Drilling down further, Plaid has made an effort to court developers to the platform. They choose to work with the firm because its "easy and persistent connections reduce user attrition and drive higher satisfaction." The company also claims its transaction reliability is high, security tight, and that it provides cost savings. Maybe, but the other data aggregators claim the same. Perhaps Plaid just does a better job of catering to the needs of developers and by doing so, positions itself as the first choice for financial data aggregation in the fintech industry.
Visa sees an opportunity to expand its market by providing more services to high growth fintech and finserv firms. Whether it's banking and investing clients like Goldman Sachs and Robinhood or lenders like LendingClub and Quicken Loans -- Plaid does expand Visa's purview.
On the Plaid roadmap, Visa accelerates the data aggregator's international expansion, which it began last year. Visa is strong globally, working in over 200 countries. Plaid has a long runway if Visa can help leverage its own footprint.
But again, these expanded TAM numbers aren't really that impressive when you compare them to Visa's size and scale.
When it comes to the trends Plaid plays into, Visa may be thinking bigger here. Visa has embarked over the past few years on a build/buy/acquire strategy to round out the types of payments it offers consumers and businesses. From bank account to bank account, P2P, and B2C use cases, Plaid helps to integrate connector and payment services for fintechs.
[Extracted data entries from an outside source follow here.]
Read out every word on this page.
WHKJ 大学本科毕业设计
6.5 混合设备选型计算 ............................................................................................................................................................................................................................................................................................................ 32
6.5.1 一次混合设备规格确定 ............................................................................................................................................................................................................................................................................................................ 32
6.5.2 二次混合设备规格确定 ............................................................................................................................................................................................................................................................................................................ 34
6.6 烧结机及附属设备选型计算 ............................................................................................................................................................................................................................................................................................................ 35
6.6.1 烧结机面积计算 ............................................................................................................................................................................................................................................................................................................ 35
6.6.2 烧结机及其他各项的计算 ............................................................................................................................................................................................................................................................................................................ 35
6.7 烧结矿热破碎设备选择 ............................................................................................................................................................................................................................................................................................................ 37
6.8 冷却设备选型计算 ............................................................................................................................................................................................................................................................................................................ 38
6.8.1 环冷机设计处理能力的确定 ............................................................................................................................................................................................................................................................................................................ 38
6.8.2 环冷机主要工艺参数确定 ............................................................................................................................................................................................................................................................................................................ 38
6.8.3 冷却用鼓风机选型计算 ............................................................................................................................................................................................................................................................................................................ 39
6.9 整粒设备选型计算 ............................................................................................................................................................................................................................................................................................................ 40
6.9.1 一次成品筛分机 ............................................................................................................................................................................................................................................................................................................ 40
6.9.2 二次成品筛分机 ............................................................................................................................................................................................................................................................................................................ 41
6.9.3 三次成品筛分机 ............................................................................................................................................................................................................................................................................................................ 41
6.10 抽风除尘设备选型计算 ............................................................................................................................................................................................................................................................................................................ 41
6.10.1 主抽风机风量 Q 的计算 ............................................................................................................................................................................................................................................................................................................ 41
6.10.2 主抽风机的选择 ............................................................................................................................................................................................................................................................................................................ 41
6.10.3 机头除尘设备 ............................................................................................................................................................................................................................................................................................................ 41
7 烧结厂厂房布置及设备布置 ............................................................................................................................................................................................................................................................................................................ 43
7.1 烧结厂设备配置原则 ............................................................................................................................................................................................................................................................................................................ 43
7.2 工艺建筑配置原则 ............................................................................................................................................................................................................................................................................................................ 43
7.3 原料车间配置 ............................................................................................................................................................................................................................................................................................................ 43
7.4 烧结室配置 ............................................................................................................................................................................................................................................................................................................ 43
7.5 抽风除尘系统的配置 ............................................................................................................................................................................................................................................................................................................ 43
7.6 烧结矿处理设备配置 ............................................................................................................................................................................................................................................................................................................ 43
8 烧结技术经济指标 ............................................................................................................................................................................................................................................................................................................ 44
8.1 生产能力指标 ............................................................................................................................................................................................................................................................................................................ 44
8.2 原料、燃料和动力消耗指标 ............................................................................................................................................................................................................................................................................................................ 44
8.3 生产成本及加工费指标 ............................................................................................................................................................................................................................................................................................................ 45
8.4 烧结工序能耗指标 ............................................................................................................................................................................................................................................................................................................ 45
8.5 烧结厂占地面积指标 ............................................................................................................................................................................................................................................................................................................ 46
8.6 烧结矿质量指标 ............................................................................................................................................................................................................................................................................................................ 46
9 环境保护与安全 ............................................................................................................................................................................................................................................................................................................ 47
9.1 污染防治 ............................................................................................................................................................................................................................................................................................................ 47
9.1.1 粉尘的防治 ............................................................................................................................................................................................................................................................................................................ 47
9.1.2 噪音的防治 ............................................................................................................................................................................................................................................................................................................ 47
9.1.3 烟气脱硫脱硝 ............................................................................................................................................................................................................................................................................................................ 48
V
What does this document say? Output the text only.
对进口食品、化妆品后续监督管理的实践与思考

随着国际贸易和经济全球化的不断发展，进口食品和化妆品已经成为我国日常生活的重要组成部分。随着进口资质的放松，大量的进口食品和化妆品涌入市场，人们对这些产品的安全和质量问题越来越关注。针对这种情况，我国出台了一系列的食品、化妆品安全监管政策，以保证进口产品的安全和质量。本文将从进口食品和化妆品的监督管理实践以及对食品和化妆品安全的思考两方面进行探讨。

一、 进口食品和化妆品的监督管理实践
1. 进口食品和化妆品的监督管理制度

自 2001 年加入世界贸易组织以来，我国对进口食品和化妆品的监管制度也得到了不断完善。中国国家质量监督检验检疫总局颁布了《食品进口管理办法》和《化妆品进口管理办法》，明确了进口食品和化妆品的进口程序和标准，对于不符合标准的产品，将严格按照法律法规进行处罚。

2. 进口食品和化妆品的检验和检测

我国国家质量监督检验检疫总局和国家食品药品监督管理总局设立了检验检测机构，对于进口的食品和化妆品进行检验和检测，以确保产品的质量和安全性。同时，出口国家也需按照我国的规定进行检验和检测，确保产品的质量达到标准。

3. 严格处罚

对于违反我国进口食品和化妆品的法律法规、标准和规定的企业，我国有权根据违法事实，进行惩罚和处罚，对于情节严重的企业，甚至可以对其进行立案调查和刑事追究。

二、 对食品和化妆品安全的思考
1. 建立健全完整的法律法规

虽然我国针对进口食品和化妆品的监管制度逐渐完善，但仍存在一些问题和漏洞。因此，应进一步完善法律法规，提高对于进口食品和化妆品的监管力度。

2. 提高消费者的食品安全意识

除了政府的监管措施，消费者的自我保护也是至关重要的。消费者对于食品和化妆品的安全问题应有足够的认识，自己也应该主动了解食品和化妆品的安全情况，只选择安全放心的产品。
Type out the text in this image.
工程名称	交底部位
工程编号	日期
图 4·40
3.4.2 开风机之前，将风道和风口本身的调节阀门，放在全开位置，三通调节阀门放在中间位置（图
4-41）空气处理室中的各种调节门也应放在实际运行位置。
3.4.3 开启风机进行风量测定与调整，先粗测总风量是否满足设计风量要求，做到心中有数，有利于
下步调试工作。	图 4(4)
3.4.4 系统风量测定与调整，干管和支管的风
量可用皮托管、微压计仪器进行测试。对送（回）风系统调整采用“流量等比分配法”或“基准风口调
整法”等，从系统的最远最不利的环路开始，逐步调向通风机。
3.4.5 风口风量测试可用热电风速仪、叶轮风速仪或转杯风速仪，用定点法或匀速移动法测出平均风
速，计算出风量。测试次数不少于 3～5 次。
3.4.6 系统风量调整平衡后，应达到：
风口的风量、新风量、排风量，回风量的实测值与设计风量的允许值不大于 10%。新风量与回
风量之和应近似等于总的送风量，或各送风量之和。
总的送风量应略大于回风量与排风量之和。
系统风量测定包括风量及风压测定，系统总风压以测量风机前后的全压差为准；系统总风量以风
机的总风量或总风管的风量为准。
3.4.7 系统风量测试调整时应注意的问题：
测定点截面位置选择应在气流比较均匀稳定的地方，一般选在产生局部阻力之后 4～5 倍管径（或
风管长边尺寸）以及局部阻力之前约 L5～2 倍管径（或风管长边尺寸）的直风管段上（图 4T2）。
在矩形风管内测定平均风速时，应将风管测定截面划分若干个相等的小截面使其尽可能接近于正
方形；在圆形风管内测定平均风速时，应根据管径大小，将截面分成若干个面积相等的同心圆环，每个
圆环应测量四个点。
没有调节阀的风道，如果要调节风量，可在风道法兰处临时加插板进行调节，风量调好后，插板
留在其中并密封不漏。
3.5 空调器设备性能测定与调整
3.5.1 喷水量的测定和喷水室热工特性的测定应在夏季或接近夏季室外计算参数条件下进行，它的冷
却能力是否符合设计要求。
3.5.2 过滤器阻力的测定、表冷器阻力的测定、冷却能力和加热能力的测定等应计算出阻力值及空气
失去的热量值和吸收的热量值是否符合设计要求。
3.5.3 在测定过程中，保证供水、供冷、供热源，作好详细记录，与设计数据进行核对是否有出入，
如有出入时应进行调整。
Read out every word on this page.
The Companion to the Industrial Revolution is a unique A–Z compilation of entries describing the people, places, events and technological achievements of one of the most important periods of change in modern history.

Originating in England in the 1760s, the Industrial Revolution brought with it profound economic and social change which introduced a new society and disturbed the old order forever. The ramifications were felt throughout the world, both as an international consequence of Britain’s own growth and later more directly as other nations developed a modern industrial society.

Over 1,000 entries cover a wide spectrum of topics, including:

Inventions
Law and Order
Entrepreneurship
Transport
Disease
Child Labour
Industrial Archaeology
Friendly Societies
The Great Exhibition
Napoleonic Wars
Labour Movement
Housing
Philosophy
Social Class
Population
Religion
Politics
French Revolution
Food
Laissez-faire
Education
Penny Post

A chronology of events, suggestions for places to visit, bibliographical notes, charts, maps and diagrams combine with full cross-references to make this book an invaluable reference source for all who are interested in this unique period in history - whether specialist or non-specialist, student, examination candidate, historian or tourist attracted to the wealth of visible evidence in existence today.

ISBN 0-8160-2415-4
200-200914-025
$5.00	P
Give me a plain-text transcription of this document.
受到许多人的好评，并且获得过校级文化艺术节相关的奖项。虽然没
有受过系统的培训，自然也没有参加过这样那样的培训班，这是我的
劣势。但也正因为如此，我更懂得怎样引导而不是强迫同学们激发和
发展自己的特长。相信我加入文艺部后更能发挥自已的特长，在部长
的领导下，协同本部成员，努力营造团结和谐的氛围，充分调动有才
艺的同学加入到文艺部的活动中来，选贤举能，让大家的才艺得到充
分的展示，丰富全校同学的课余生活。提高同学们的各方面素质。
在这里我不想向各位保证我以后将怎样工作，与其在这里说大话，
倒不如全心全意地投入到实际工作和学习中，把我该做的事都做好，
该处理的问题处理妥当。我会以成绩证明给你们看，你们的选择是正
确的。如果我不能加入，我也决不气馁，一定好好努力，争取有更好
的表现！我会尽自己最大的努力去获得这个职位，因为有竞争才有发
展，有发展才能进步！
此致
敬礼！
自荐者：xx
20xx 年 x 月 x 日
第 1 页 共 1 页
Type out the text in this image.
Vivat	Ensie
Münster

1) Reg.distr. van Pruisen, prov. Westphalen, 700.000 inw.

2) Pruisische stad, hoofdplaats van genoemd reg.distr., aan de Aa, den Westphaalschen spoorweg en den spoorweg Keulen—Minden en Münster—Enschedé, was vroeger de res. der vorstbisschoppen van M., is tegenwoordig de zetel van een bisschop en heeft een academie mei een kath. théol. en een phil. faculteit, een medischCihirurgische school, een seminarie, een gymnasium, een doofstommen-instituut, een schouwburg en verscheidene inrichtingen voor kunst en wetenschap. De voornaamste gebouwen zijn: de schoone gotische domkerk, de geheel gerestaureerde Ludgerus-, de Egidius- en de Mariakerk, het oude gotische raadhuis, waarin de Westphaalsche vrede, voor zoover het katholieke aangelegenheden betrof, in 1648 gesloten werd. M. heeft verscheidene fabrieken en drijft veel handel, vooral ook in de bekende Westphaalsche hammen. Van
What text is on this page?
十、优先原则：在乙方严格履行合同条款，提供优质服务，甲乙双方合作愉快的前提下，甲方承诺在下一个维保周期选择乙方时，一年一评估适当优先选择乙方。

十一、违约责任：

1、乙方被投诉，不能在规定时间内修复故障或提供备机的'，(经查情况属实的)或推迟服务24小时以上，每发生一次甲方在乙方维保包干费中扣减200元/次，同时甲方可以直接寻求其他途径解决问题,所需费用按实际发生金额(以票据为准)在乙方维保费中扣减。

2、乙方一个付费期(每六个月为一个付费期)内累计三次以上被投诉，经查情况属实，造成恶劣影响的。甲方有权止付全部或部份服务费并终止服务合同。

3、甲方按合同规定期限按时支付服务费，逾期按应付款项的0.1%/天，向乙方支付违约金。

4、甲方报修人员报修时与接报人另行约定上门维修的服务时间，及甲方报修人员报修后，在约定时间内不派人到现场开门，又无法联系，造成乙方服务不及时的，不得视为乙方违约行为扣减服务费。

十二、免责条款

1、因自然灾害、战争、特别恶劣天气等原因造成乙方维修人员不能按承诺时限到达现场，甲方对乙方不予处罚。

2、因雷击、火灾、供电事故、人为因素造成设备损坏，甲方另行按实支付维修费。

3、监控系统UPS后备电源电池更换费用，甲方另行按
As the world lurches forward in its adoption of open banking, Plaid will be a major player.
Visa sees possible acceleration in cross border, with its own network of networks money movement strategy enabling fast and easy bank account authentication. Visa also acquired Earthport in May of 2019, which claims the largest independent ACH network globally.
This last slide displays the details of the transaction. Visa is paying nearly $5 billion in cash with another $400 million in retention equity and deferred equity in the form of Visa shares. Plaid CEO and co-founder Zach Perret will continue to run the business and will report in to Visa Chief Product Officer Jack Forestell. The payments firm expects the transaction to close within the next six months and to be accretive to earnings at the end of year three.